Shelagh Godwin reviews last Saturday’s Epsom Chamber Choir concert at St Martin’s Church.

Imagine writing a piece that means a lot to you and then never hearing it performed. This was the fate of Maximilian Steinberg’s Passion Week. Composed in the 1920s just as the Soviet regime was banning any religious music, the piece was published in Paris at the behest of the composer in 1927, and scores eventually made it to the United States, but it was not until 2014 that a complete performance and an award-winning recording took place. It has had its enthusiasts since, one of whom, Epsom Chamber Choir’s conductor Jack Apperley, presented a performance on Saturday 23rd March in St Martin’s Parish Church in Epsom.
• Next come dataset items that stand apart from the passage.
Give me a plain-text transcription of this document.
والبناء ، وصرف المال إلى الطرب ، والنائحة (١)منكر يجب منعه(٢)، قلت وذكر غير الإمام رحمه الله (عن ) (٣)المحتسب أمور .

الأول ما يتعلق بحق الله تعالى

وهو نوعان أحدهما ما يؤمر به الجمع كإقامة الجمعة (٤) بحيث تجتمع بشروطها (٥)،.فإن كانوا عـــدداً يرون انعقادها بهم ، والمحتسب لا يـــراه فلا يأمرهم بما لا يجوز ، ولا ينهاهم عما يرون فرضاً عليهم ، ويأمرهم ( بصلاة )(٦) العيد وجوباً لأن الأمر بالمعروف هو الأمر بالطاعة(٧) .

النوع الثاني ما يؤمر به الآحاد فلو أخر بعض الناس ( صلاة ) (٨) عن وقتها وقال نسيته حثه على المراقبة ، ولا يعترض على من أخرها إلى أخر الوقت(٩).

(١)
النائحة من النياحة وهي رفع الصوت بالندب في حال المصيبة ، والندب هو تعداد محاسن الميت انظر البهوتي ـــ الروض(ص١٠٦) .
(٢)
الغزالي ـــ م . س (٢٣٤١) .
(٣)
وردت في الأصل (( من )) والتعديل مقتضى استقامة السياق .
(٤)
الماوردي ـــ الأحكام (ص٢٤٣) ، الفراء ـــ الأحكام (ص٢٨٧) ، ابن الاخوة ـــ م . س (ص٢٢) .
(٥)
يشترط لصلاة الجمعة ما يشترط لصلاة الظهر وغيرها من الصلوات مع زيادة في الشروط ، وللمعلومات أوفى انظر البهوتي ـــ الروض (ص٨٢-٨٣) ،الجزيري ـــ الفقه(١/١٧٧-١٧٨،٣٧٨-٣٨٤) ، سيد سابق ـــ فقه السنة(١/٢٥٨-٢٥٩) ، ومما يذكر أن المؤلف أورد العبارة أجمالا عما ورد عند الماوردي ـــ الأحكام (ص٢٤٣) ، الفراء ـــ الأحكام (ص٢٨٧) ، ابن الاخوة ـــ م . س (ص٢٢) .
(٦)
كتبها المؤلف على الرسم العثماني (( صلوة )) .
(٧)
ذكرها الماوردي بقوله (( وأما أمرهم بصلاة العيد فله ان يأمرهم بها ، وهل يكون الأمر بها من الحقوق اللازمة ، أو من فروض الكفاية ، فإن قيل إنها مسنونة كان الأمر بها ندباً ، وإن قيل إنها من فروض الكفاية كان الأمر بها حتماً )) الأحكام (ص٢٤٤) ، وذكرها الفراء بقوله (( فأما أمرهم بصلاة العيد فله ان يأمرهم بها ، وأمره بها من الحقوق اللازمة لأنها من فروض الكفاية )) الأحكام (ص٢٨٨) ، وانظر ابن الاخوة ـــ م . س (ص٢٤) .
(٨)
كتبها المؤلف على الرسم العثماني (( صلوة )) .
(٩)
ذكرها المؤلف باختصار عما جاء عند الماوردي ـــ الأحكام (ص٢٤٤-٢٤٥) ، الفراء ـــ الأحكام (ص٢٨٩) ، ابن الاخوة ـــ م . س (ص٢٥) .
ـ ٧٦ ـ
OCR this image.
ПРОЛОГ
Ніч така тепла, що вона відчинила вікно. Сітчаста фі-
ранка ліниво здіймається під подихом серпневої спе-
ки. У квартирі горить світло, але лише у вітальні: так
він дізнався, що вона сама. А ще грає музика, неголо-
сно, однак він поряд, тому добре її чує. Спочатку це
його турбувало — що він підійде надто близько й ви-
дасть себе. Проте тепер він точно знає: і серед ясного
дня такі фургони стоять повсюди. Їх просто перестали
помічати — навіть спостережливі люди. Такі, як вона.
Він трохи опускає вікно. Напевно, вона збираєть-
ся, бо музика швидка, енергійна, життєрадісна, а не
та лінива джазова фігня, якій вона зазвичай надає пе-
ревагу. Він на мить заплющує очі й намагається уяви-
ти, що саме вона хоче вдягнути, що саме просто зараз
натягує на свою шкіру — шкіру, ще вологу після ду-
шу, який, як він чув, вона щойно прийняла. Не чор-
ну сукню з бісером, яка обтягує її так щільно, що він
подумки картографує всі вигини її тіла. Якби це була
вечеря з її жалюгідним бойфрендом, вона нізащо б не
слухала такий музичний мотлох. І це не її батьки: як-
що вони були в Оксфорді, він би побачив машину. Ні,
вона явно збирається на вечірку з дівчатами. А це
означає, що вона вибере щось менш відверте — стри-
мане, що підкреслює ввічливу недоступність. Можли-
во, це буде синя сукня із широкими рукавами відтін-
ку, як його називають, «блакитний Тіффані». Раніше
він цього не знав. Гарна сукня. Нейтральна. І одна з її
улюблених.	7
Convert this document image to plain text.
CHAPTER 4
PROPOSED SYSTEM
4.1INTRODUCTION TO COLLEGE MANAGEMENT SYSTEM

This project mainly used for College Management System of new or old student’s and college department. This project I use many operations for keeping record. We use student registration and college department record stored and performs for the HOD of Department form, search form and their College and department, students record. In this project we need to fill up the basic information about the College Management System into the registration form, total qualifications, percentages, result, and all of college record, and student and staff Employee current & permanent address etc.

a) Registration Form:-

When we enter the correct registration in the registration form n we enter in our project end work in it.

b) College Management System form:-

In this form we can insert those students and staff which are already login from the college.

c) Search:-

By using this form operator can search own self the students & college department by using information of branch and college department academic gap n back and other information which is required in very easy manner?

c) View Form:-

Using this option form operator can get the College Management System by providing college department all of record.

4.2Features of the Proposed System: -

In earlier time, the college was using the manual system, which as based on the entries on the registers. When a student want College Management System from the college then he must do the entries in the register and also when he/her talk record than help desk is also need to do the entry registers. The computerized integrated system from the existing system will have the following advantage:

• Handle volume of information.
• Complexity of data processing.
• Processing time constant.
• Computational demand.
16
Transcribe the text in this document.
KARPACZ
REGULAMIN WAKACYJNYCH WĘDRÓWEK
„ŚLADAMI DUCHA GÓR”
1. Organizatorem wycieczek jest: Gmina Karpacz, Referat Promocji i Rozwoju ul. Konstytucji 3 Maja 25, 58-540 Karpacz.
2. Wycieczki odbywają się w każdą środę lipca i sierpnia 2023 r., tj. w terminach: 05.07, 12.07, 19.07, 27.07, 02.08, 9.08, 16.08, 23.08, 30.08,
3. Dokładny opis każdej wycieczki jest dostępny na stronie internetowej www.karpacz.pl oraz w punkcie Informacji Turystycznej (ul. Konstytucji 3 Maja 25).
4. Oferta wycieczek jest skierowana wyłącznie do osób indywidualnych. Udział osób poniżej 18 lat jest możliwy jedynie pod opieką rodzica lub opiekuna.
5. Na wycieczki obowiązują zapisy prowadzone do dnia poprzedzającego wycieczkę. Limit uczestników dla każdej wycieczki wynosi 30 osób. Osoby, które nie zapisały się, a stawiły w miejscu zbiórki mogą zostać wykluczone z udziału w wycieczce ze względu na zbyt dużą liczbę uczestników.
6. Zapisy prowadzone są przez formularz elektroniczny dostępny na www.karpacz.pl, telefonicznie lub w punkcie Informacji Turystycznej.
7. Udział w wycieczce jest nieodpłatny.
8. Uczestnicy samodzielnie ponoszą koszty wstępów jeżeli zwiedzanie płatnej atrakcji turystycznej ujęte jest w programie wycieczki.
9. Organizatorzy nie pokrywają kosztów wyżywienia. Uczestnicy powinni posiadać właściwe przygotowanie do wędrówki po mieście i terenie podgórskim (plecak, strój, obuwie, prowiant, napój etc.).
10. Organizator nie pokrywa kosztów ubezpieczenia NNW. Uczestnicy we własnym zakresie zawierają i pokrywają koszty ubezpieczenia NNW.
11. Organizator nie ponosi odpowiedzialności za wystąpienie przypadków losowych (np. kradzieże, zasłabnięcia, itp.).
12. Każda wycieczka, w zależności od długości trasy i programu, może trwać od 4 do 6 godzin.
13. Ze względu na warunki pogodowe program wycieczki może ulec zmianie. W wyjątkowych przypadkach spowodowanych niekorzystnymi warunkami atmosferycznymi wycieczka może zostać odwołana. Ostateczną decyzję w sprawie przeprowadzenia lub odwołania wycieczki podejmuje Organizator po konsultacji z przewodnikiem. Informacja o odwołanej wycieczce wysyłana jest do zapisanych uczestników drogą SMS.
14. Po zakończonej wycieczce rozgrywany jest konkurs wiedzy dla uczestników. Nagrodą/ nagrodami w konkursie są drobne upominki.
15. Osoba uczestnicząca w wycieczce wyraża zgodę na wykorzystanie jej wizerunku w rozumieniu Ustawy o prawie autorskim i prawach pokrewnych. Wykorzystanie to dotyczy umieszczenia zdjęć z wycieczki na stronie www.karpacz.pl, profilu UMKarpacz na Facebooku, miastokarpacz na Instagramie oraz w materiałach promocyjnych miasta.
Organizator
Based largely on Russian Orthodox chants, Passion Week could not be more different from the sacred music composed by Steinberg’s contemporary and fellow-student Igor Stravinsky. Indeed, it draws more from the influence of his father-in-law Rimsky-Korsakov. It is more reflective in mood than Rachmaninov’s more celebrated Vespers, and the stepwise movement of Orthodox chant pervades the work and the general mood. The texts are Church Slavonic hymns for Holy Week, and are reflective tableaux rather than narrative. The eleven sections tend to sound somewhat the same, but there are great moments, enhanced on Saturday by the Epsom Chamber Choir’s well-co-ordinated ensemble and effective use of excellent soloists from within the choir. Like much Russian choral music of the time, it abounds in low notes for the basses, who dealt with that challenge magnificently.

Interspersed with the hymns of Passion Week were the five deeply moving spirituals from Tippett’s A Child of our Time, which received superb and moving performances from the choir.

A more unfamiliar interjection was Owain Park’s Phos hilaron (Hail gladdening Light), a complex setting of psalms and Greek liturgy. I say complex because it was very difficult to follow the words! It did achieve the desired effect, as did the extremely evocative encore, John Rutter’s heart-rending Prayer for Ukraine, sung in Ukrainian. Entirely appropriate in view of the tragedies of the previous few days.